Throughout the week and again on Saturday afternoon, Conner has said that no decision has been made regarding his future. He can leave Pitt and enter the 2018 NFL Draft, a decision he was likely to make last year before a knee injury and a diagnosis of Hodgkin lymphoma put those plans on hold.
Or he can return to Pitt, play his fifth season as a Panther and, as he put it on Tuesday, “[add] to the legacy.” According to the Erie native, that’s a decision that is yet to be made.
“I’m not sure yet. I’m a redshirt junior right now, so I’m trying finish out strong with this bowl game and then I’ll make a decision after that. Right after the bowl game, I’ll make a decision for everybody.”
Conner already has 3,701 career rushing yards; that’s about 2,800 behind all-time leader Tony Dorsett, but while the rushing title is probably out of reach, Conner’s total of 56 career touchdowns stands just seven off Dorsett’s record, so that could be surpassed with another season.
But there’s more to it for Conner. He was already active in community outreach before last November’s cancer diagnosis, and that experience drew even more out of him. So while he values the times his name appears in Pitt’s record book - and he hopes to one day see his name hanging from the rotundas at Heinz Field next to Dorsett, Marino, Ditka, Fitzgerald and the rest - he would like his legacy to be more than what has happened on the football field.
“My main goal is to, when they talk about somebody who had a positive impact on the university, they mention my name. That’s my job, to run the football, and they gave me a scholarship to score touchdowns.

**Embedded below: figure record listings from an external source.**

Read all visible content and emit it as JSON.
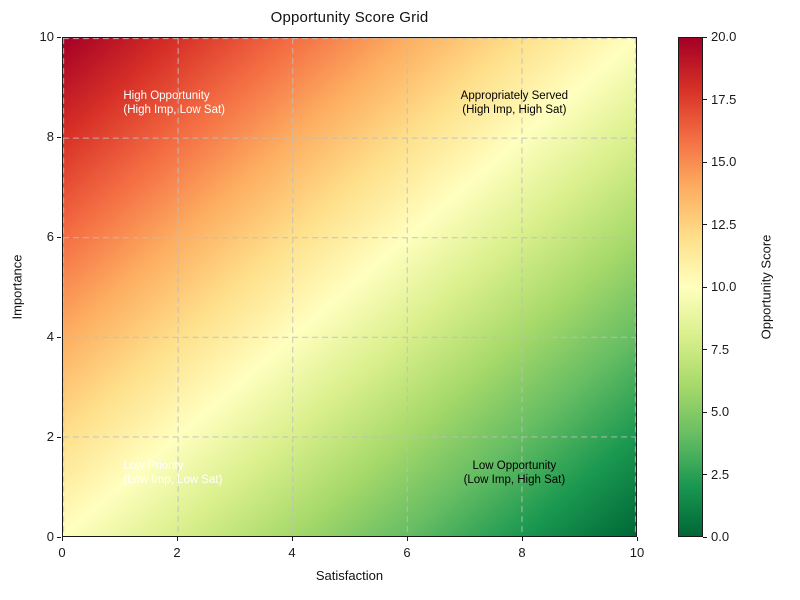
{
  "figure": {
    "background": "#ffffff"
  },
  "chart_data": {
    "type": "heatmap",
    "title": "Opportunity Score Grid",
    "xlabel": "Satisfaction",
    "ylabel": "Importance",
    "xlim": [
      0,
      10
    ],
    "ylim": [
      0,
      10
    ],
    "xticks": [
      0,
      2,
      4,
      6,
      8,
      10
    ],
    "yticks": [
      0,
      2,
      4,
      6,
      8,
      10
    ],
    "grid": {
      "show": true,
      "style": "dashed",
      "interval": 2,
      "color": "rgba(190,190,190,0.9)"
    },
    "value_formula": "opportunity_score = 10 + importance - satisfaction",
    "value_range": [
      0,
      20
    ],
    "corner_values": {
      "top_left": 20,
      "top_right": 10,
      "bottom_left": 10,
      "bottom_right": 0
    },
    "colormap": {
      "name": "RdYlGn reversed (green = low score, yellow = mid, red = high)",
      "anchors_low_to_high": [
        "#006837",
        "#1a9850",
        "#66bd63",
        "#a6d96a",
        "#d9ef8b",
        "#ffffbf",
        "#fee08b",
        "#fdae61",
        "#f46d43",
        "#d73027",
        "#a50026"
      ]
    },
    "colorbar": {
      "label": "Opportunity Score",
      "tick_labels": [
        "0.0",
        "2.5",
        "5.0",
        "7.5",
        "10.0",
        "12.5",
        "15.0",
        "17.5",
        "20.0"
      ]
    },
    "annotations": [
      {
        "line1": "High Opportunity",
        "line2": "(High Imp, Low Sat)",
        "x": 1.05,
        "y": 8.7,
        "color": "#ffffff",
        "align": "left"
      },
      {
        "line1": "Appropriately Served",
        "line2": "(High Imp, High Sat)",
        "x": 7.85,
        "y": 8.7,
        "color": "#000000",
        "align": "center"
      },
      {
        "line1": "Low Priority",
        "line2": "(Low Imp, Low Sat)",
        "x": 1.05,
        "y": 1.3,
        "color": "#ffffff",
        "align": "left"
      },
      {
        "line1": "Low Opportunity",
        "line2": "(Low Imp, High Sat)",
        "x": 7.85,
        "y": 1.3,
        "color": "#000000",
        "align": "center"
      }
    ]
  }
}
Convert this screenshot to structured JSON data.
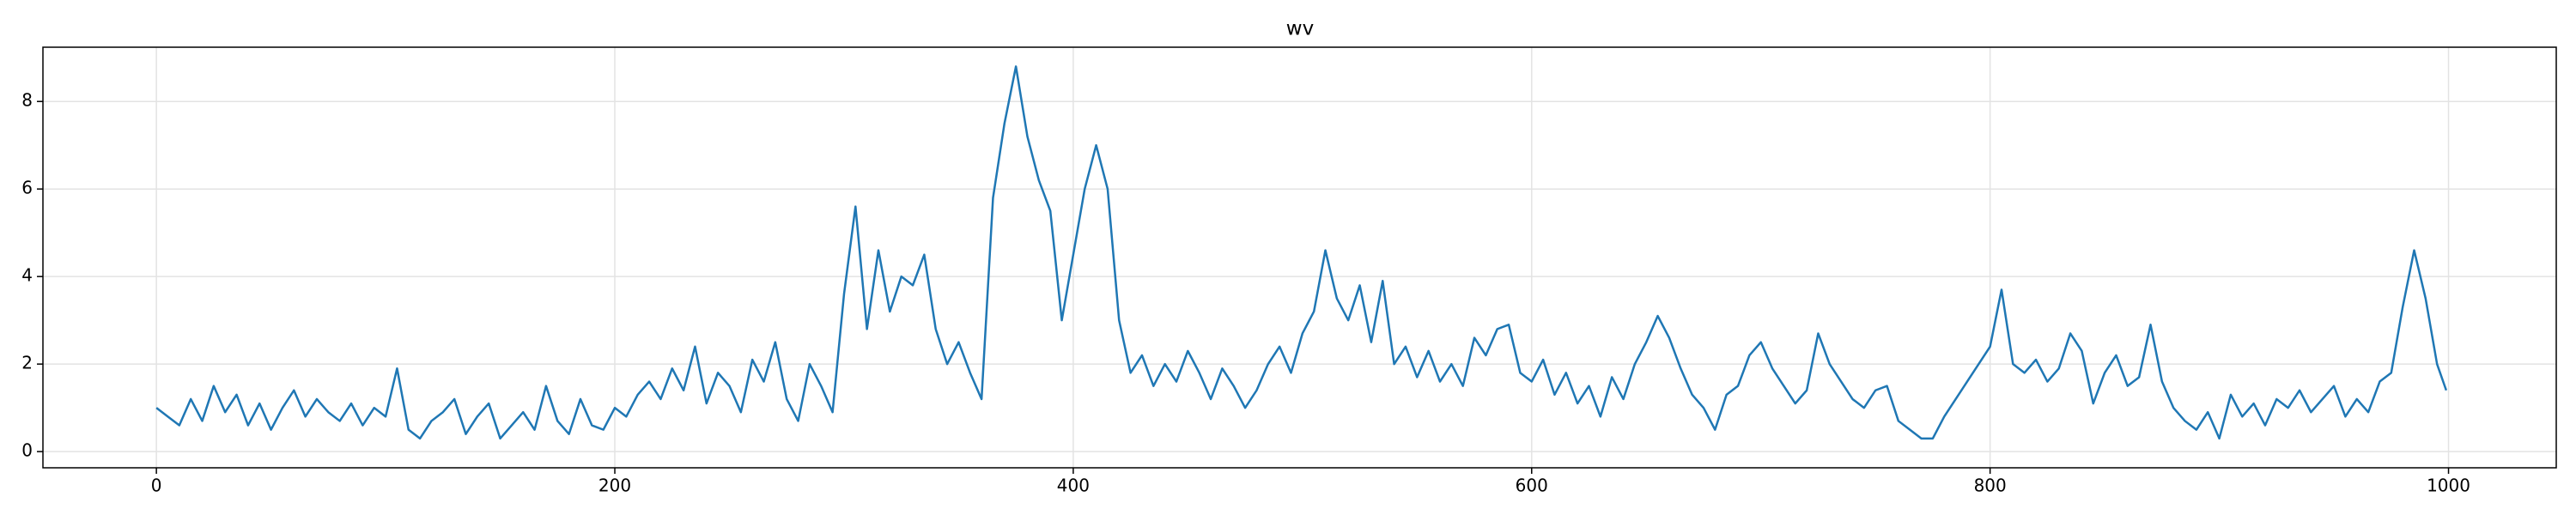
{
  "chart_data": {
    "type": "line",
    "title": "wv",
    "color": "#1f77b4",
    "grid": true,
    "xlim": [
      -49.5,
      1047
    ],
    "ylim": [
      -0.37,
      9.24
    ],
    "xticks": [
      0,
      200,
      400,
      600,
      800,
      1000
    ],
    "yticks": [
      0,
      2,
      4,
      6,
      8
    ],
    "x": [
      0,
      5,
      10,
      15,
      20,
      25,
      30,
      35,
      40,
      45,
      50,
      55,
      60,
      65,
      70,
      75,
      80,
      85,
      90,
      95,
      100,
      105,
      110,
      115,
      120,
      125,
      130,
      135,
      140,
      145,
      150,
      155,
      160,
      165,
      170,
      175,
      180,
      185,
      190,
      195,
      200,
      205,
      210,
      215,
      220,
      225,
      230,
      235,
      240,
      245,
      250,
      255,
      260,
      265,
      270,
      275,
      280,
      285,
      290,
      295,
      300,
      305,
      310,
      315,
      320,
      325,
      330,
      335,
      340,
      345,
      350,
      355,
      360,
      365,
      370,
      375,
      380,
      385,
      390,
      395,
      400,
      405,
      410,
      415,
      420,
      425,
      430,
      435,
      440,
      445,
      450,
      455,
      460,
      465,
      470,
      475,
      480,
      485,
      490,
      495,
      500,
      505,
      510,
      515,
      520,
      525,
      530,
      535,
      540,
      545,
      550,
      555,
      560,
      565,
      570,
      575,
      580,
      585,
      590,
      595,
      600,
      605,
      610,
      615,
      620,
      625,
      630,
      635,
      640,
      645,
      650,
      655,
      660,
      665,
      670,
      675,
      680,
      685,
      690,
      695,
      700,
      705,
      710,
      715,
      720,
      725,
      730,
      735,
      740,
      745,
      750,
      755,
      760,
      765,
      770,
      775,
      780,
      785,
      790,
      795,
      800,
      805,
      810,
      815,
      820,
      825,
      830,
      835,
      840,
      845,
      850,
      855,
      860,
      865,
      870,
      875,
      880,
      885,
      890,
      895,
      900,
      905,
      910,
      915,
      920,
      925,
      930,
      935,
      940,
      945,
      950,
      955,
      960,
      965,
      970,
      975,
      980,
      985,
      990,
      995,
      999
    ],
    "values": [
      1.0,
      0.8,
      0.6,
      1.2,
      0.7,
      1.5,
      0.9,
      1.3,
      0.6,
      1.1,
      0.5,
      1.0,
      1.4,
      0.8,
      1.2,
      0.9,
      0.7,
      1.1,
      0.6,
      1.0,
      0.8,
      1.9,
      0.5,
      0.3,
      0.7,
      0.9,
      1.2,
      0.4,
      0.8,
      1.1,
      0.3,
      0.6,
      0.9,
      0.5,
      1.5,
      0.7,
      0.4,
      1.2,
      0.6,
      0.5,
      1.0,
      0.8,
      1.3,
      1.6,
      1.2,
      1.9,
      1.4,
      2.4,
      1.1,
      1.8,
      1.5,
      0.9,
      2.1,
      1.6,
      2.5,
      1.2,
      0.7,
      2.0,
      1.5,
      0.9,
      3.6,
      5.6,
      2.8,
      4.6,
      3.2,
      4.0,
      3.8,
      4.5,
      2.8,
      2.0,
      2.5,
      1.8,
      1.2,
      5.8,
      7.5,
      8.8,
      7.2,
      6.2,
      5.5,
      3.0,
      4.5,
      6.0,
      7.0,
      6.0,
      3.0,
      1.8,
      2.2,
      1.5,
      2.0,
      1.6,
      2.3,
      1.8,
      1.2,
      1.9,
      1.5,
      1.0,
      1.4,
      2.0,
      2.4,
      1.8,
      2.7,
      3.2,
      4.6,
      3.5,
      3.0,
      3.8,
      2.5,
      3.9,
      2.0,
      2.4,
      1.7,
      2.3,
      1.6,
      2.0,
      1.5,
      2.6,
      2.2,
      2.8,
      2.9,
      1.8,
      1.6,
      2.1,
      1.3,
      1.8,
      1.1,
      1.5,
      0.8,
      1.7,
      1.2,
      2.0,
      2.5,
      3.1,
      2.6,
      1.9,
      1.3,
      1.0,
      0.5,
      1.3,
      1.5,
      2.2,
      2.5,
      1.9,
      1.5,
      1.1,
      1.4,
      2.7,
      2.0,
      1.6,
      1.2,
      1.0,
      1.4,
      1.5,
      0.7,
      0.5,
      0.3,
      0.3,
      0.8,
      1.2,
      1.6,
      2.0,
      2.4,
      3.7,
      2.0,
      1.8,
      2.1,
      1.6,
      1.9,
      2.7,
      2.3,
      1.1,
      1.8,
      2.2,
      1.5,
      1.7,
      2.9,
      1.6,
      1.0,
      0.7,
      0.5,
      0.9,
      0.3,
      1.3,
      0.8,
      1.1,
      0.6,
      1.2,
      1.0,
      1.4,
      0.9,
      1.2,
      1.5,
      0.8,
      1.2,
      0.9,
      1.6,
      1.8,
      3.3,
      4.6,
      3.5,
      2.0,
      1.4
    ]
  }
}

So when they talk about people who made a positive impact, I hope they mention my name. That’s my main goal.”
On Saturday, Conner was one of the driving forces behind Pitt’s monster scoring outburst. He ran 19 times for 115 yards and two touchdowns and caught two passes for 45 yards and a score. That was the latest in a long line of standout performances from Conner, who topped 100 rushing yards six times this season, who had eight games with 100+ yards of total offense and who scored a touchdown in 11 of Pitt’s 12 games.
The game also gave Conner his second season with 1,000 rushing yards (he ran for 1,765 in 2014). Only four other players in Pitt history have recorded multiple 1,000-yard seasons: Dorsett, Curvin Richards, LeSean McCoy and Dion Lewis.